Nintendo‘s Shigeru Miyamoto has opened up about the late Nintendo president Satoru Iwata in a new book that was recently published in Japan by Hobonichi. “To me, he was a friend more than anything,” Miyamoto says. “It never felt like he was my boss or that I was working under him. He never got angry; we never fought about anything.”
While Miyamoto and Iwata seldom worked on a game together (Pokémon Snap, an idea they conceived together, being one of the exceptions), the two shared opinions over lunch on a daily basis. Miyamoto still remembers one of their first meals together. Iwata, who was running Kirby and Smash Bros developer HAL Lab at the time, was in Kyoto to work on a project.
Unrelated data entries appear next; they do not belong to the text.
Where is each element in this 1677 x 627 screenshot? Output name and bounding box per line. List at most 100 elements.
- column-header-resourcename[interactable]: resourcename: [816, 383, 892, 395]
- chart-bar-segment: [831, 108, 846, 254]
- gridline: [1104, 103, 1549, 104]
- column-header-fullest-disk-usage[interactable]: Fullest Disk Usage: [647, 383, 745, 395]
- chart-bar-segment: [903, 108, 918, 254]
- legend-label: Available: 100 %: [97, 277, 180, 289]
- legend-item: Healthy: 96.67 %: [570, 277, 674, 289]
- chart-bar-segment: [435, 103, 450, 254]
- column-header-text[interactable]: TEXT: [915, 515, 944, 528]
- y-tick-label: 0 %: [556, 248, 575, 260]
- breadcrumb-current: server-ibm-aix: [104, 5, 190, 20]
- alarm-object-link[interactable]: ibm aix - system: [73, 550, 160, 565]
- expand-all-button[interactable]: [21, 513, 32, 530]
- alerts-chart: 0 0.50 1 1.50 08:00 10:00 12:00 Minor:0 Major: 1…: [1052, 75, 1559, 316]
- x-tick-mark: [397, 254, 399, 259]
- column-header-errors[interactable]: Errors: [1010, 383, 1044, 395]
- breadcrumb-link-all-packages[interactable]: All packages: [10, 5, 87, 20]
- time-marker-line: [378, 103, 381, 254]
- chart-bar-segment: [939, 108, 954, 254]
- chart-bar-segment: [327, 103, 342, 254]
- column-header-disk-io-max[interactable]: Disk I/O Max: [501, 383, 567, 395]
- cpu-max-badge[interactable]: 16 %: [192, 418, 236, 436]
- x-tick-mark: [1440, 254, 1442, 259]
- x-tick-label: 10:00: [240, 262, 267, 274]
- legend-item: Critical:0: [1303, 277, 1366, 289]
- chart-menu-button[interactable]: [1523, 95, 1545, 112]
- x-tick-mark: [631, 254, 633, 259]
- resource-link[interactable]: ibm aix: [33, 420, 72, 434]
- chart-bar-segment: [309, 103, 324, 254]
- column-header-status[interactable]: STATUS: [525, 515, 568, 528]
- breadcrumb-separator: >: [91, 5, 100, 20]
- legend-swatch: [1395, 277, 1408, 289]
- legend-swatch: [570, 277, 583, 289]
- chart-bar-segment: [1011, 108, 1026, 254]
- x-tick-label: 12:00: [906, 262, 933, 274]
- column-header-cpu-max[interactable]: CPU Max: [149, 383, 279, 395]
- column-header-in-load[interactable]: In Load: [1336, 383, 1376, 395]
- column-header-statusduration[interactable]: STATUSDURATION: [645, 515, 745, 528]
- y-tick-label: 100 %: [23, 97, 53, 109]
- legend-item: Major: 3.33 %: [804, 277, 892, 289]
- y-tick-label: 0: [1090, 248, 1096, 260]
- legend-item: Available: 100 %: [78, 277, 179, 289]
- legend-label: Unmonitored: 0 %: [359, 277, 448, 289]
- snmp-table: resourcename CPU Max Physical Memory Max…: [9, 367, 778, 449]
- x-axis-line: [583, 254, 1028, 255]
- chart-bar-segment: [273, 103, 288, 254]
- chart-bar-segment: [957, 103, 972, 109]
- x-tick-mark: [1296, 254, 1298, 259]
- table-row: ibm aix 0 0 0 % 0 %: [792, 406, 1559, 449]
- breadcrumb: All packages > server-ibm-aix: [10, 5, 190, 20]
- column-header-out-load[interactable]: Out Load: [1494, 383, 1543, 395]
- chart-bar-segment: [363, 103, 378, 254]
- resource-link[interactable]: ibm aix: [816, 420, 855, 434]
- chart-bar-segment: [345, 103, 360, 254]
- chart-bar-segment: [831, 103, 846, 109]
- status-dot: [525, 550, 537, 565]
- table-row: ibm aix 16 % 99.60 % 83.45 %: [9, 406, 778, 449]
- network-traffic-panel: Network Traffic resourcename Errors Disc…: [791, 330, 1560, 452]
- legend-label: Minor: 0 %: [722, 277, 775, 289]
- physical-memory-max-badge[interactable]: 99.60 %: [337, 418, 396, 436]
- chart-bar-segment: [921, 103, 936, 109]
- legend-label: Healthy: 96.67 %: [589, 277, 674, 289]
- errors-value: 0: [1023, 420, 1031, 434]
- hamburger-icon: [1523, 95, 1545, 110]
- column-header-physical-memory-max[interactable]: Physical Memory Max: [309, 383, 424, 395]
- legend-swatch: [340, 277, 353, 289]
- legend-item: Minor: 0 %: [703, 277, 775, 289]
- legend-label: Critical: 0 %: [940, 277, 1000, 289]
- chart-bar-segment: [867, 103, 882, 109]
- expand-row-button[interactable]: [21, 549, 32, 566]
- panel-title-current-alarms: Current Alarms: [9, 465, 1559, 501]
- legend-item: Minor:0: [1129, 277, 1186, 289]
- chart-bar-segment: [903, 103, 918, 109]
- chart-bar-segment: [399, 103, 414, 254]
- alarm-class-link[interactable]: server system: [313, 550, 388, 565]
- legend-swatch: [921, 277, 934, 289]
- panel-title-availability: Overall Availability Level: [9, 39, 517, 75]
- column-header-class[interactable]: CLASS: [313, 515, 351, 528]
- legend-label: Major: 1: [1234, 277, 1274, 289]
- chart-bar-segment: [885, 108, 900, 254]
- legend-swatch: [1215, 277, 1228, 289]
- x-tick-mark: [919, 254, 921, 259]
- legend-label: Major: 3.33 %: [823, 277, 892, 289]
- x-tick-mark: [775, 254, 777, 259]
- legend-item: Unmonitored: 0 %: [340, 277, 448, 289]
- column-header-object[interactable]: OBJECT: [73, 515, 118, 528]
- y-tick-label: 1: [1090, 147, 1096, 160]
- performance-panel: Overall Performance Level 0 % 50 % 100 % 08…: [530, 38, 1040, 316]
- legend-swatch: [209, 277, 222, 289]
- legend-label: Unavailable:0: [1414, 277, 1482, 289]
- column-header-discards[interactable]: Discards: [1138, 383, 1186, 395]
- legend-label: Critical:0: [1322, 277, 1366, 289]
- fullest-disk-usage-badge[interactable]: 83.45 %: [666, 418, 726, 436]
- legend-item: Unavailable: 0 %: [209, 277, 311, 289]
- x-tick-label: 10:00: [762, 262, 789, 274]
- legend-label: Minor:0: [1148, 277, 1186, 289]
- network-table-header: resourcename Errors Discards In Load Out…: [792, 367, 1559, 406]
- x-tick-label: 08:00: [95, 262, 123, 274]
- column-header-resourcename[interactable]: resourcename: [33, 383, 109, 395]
Late at night, they went for a bowl of ramen.
“Nintendo doesn’t pay for social expenses, so we had to go Dutch on the bill,” says Miyamoto. “That became a tradition that lasted even after he became company president and I became an executive.”
Miyamoto remembers how Iwata used to call himself a “Miyamoto watcher,” and how he was known to recall Miyamoto’s quotes better than the Mario creator himself.
“Since he passed away, Nintendo has been doing just fine,” says Miyamoto. “He left many words and structures that live on in the work of our younger employees today. The only problem is that, if there is some good-for-nothing idea I come up with over the weekend, I have no one to share it with the next Monday. That I can no longer hear him say ‘Oh, about that thing…’ is a bit of a problem for me. It makes me sad.”